C’est dans une approche khaldounienne que l’ancien gouverneur de la Banque d’Algérie outrepasse l’analyse économique pour un autre exercice : l’exposé anthropologique. «Chaque peuple a un génie qui lui est propre. On ne peut pas avancer lorsqu’on tourne le dos au génie d’un peuple», nous a-t-il confié en marge d’une séance de vente-dédicace, à Alger. Le défi est, pour lui, d’affermir une gouvernance assise sur un Etat fort et des institutions pérennes. Instaurer la citoyenneté ainsi que le contrat social en lieu et place de l’allégeance aux clans et à la rente. Un processus qui passe par une équation à quatre variables : pas de développement durable sans conscience de soi ; pas de gouvernance sans l’existence d’une élite nationale ; pas d’économie performante sans démocratie et pas d’avenir sans notre identité. Cette conscience de soi qu’on a aliénée au nom de la modernité.
L’expérience du M’zab, d’où est originaire la famille de l’auteur, et sa stabilité historique est d’ailleurs bien présente dans le propos selon lequel la destruction des organisations et structures sociales s’est traduite par une aliénation pure et simple des populations, laquelle engendre la haine et l’obscurantisme. C’est aussi un défi aux élites à se réconcilier avec soi-même. Des élites que le pouvoir a d’abord cooptées. Le pouvoir a également entrepris, sous le couvert du socialisme, une chasse aux élites économiques, lesquelles n’ont pas de conscience de classe ni de base sociale ; elles n’ont pas non plus d’alliés à l’extérieur et «il est frappant de voir à quel point les élites algériennes manquent de relais et de soutiens à l’étranger. Elles n’ont pratiquement ni réseaux ni carnets d’adresses».

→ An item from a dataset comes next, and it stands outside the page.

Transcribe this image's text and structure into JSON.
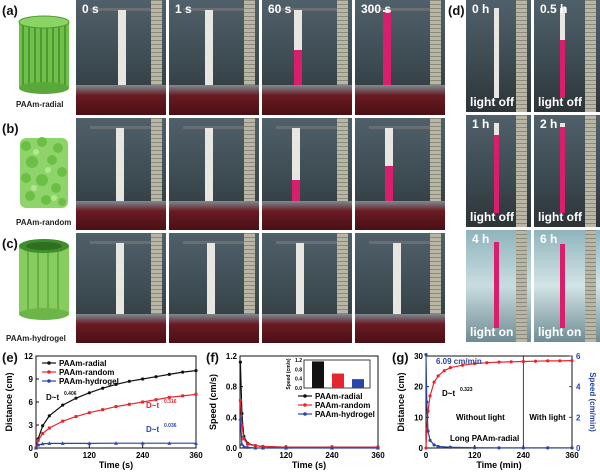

Restaurer l’Etat dans ses fonctions régaliennes

M. Hadj Nacer pense que le développement économique est intimement lié à la démocratie et à la création de contre-pouvoirs pour bénéficier d’une critique constructive. Aussi, la gestion centralisée affaiblit l’Etat. Celui-ci s’est trouvé seul investisseur légitime et on n’a plus jamais séparé la gestion de l’entreprise de la gestion du politique. «Depuis les années 1990, on a affaibli l’Etat. Et l’affaiblissement de l’Etat se manifeste par un contrôle direct de l’économie. Or un pouvoir, quelle que soit sa force, ne peut pas tout contrôler», nous a confié l’ancien banquier. Il préconise dans ce sens la restauration d’un Etat fort, assis sur le triptyque institution, autorité et discipline, dans ses fonctions régaliennes. On a bien tenté de le faire, selon lui. Or, la rente pétrolière a de tout temps réduit à néant les tentatives de réformes et a renforcé les monopoles élargissant à chaque fois la gabegie et la corruption. Cela ne justifie pas pour autant, avertit l’ancien patron de la Banque centrale, de tomber dans les ruses du système selon lesquelles les malheurs de l’Algérie sont issus de la malédiction du pétrole et de la main de l’étranger, usant même à outrance de concepts analogues au patriotisme économique alors que les efforts de développement entrepris ont surtout profité aux entreprises étrangères.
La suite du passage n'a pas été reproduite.